TV Networks on the Right Path With Ad Experiments

An Ad Age Editorial

Published on .

If recent developments are any indication, it looks like the big broadcast networks aren't going to lumber blindly into the tar pits of media history.

Sure, at first glance the news that Kellogg is finding twice the return on investment in the digital space than it does with traditional advertising seems like another nail in the coffin. As does an Epsilon CMO Survey that found that nearly two-thirds of chief marketing officers said their interactive/digital marketing budgets have increased in the past year, while 60% have seen their traditional ad budgets shrink.

While the rest of the ad world has seen the writing on the wall for some time now, the networks have been slow to accept the reality. But now that they've grudgingly admitted the old days are behind us, it's good to see that they're trying to experiment with new models.

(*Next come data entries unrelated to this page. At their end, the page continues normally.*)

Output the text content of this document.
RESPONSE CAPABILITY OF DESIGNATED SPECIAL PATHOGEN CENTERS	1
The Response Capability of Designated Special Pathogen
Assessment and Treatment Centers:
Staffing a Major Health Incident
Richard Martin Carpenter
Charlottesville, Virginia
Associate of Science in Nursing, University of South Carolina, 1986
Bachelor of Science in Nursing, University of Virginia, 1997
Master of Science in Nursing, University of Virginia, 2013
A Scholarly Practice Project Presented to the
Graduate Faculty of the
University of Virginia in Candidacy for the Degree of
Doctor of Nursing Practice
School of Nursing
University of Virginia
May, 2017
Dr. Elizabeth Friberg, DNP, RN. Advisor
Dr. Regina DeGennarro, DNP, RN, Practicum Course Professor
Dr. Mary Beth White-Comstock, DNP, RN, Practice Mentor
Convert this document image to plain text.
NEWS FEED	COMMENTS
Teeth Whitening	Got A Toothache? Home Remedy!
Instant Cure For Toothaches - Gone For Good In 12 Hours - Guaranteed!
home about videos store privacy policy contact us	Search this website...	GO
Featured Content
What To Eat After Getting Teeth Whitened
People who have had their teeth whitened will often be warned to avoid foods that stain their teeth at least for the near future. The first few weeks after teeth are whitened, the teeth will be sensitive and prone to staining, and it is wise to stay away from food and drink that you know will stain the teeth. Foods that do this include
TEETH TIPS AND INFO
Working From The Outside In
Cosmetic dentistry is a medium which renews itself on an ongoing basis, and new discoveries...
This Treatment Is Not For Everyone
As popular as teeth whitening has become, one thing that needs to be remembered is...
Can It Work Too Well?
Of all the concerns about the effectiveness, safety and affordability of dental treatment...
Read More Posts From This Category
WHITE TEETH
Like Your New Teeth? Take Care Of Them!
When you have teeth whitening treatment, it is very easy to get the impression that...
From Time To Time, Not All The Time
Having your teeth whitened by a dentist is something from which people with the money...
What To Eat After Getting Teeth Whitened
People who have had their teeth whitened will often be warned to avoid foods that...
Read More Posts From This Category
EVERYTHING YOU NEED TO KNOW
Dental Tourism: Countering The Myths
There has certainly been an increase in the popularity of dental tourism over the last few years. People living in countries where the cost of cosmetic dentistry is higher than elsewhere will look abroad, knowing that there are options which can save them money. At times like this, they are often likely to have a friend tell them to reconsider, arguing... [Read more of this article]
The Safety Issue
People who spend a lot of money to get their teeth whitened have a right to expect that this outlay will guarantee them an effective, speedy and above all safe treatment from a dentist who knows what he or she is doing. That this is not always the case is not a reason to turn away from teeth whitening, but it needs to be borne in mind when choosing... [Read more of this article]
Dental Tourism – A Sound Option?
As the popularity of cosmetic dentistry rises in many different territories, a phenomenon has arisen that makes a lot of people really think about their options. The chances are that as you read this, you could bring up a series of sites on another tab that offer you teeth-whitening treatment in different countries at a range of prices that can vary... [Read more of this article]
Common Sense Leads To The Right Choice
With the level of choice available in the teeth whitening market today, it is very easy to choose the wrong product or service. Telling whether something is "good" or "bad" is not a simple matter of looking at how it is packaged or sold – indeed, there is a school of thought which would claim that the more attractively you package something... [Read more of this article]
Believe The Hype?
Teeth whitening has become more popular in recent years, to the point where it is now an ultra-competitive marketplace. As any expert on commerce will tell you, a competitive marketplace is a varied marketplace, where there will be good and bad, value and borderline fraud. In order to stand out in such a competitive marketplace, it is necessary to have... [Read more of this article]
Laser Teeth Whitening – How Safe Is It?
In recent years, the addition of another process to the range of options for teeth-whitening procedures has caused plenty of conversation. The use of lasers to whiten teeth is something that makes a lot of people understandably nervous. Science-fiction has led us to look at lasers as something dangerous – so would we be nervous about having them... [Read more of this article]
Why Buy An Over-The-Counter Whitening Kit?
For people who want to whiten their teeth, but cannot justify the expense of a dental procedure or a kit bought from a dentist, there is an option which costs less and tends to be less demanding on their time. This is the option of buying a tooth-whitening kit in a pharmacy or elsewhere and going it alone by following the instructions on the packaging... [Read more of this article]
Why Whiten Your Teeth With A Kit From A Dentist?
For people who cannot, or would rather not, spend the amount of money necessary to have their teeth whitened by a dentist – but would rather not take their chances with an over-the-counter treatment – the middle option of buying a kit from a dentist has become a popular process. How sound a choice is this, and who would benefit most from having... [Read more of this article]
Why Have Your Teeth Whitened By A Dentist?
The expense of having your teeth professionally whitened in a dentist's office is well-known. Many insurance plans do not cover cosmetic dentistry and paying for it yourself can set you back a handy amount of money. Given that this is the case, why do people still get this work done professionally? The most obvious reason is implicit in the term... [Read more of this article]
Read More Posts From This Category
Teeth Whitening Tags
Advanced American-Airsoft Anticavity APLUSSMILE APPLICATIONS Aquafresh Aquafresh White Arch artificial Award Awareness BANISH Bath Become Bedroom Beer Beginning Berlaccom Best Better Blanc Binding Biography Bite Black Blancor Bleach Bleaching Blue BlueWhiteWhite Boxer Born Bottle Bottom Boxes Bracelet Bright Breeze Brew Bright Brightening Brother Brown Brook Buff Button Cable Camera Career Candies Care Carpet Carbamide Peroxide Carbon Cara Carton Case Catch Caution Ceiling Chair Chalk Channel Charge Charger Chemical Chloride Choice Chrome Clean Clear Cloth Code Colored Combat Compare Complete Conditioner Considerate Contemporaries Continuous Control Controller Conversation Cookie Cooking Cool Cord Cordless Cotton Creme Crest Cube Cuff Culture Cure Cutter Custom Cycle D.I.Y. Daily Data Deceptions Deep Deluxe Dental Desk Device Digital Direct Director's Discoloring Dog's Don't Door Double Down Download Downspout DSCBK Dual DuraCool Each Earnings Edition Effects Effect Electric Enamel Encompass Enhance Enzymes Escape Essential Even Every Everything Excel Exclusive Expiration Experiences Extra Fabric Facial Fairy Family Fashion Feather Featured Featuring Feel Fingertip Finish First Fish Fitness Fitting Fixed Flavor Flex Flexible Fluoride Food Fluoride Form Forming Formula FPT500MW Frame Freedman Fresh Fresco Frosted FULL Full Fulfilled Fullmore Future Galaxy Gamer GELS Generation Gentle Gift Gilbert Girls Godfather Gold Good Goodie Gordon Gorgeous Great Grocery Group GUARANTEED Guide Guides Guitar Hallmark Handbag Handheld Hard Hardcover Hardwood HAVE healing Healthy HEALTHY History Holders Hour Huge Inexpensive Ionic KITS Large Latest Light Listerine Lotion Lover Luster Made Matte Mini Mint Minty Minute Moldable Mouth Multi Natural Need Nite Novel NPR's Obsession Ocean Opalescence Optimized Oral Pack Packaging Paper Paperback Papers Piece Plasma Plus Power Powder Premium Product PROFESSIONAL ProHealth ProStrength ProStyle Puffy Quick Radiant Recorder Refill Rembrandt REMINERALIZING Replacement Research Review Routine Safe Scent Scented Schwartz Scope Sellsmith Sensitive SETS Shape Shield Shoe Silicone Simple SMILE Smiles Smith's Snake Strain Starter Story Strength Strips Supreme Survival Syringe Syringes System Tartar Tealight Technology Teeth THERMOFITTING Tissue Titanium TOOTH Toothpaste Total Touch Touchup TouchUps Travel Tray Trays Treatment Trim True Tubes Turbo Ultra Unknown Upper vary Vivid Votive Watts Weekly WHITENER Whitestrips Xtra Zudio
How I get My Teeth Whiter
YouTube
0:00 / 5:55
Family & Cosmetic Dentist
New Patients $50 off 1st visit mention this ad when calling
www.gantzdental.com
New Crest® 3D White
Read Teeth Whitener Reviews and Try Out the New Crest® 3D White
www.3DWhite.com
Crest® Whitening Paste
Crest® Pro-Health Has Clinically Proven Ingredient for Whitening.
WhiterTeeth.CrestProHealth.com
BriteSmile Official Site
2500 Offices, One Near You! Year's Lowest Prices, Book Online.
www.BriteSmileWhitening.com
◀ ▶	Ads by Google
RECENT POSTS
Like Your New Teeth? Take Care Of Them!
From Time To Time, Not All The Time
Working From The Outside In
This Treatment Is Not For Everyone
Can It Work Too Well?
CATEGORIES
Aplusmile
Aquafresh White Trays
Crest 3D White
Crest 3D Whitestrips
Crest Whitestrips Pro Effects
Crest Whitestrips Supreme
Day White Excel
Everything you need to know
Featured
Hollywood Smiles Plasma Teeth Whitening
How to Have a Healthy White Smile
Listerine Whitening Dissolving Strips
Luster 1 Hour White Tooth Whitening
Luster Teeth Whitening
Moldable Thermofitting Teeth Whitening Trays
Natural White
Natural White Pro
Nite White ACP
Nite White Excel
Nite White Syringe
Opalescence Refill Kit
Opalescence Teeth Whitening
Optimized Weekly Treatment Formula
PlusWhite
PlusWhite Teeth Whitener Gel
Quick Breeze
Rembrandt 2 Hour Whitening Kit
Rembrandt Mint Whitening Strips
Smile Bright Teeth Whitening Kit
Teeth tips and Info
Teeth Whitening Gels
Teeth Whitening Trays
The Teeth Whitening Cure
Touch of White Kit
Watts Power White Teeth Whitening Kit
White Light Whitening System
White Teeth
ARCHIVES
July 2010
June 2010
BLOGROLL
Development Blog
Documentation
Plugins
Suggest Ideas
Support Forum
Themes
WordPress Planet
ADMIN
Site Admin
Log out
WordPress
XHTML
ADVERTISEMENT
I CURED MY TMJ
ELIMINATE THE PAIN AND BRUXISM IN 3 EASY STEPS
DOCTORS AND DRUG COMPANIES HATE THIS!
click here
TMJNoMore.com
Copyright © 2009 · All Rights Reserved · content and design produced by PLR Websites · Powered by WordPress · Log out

Fox, for example, cut the number of spots interrupting the debut of "Fringe," making the show less cluttered and the ads that did run -- theoretically at least -- more valuable. There are still kinks to work out. While we were excited by the prospect, the reality was that the local affiliates still crammed their spots full of the same old, same old. But the fact is that 20 years ago, suggesting that a network run half the ads in one of the season's most-anticipated debuts -- and continue to do that for the entire season -- would have gotten you laughed out of the room.

So would the suggestion that a network allow something called a Google to take over parts of your sales inventory, as NBC Universal has done for remnants on its cable properties. But now it seems like a no-brainer. Why not let a search engine take on the task of selling these spots: It allows the network to cuts its own costs and to focus its staff on the bigger integrated multiplatform deals networks will need to nail in order to survive.

There are more of these experiments in the works. And they are just that: experiments. At this point, the new business model has yet to be found, and it might be futile to try to keep making these smaller deals live up to the mass-media deals of the past.

Whether the networks (or anyone for that matter) will figure out how to live on these smaller slices remains to be seen. But it's good to see they've at least moved beyond denial.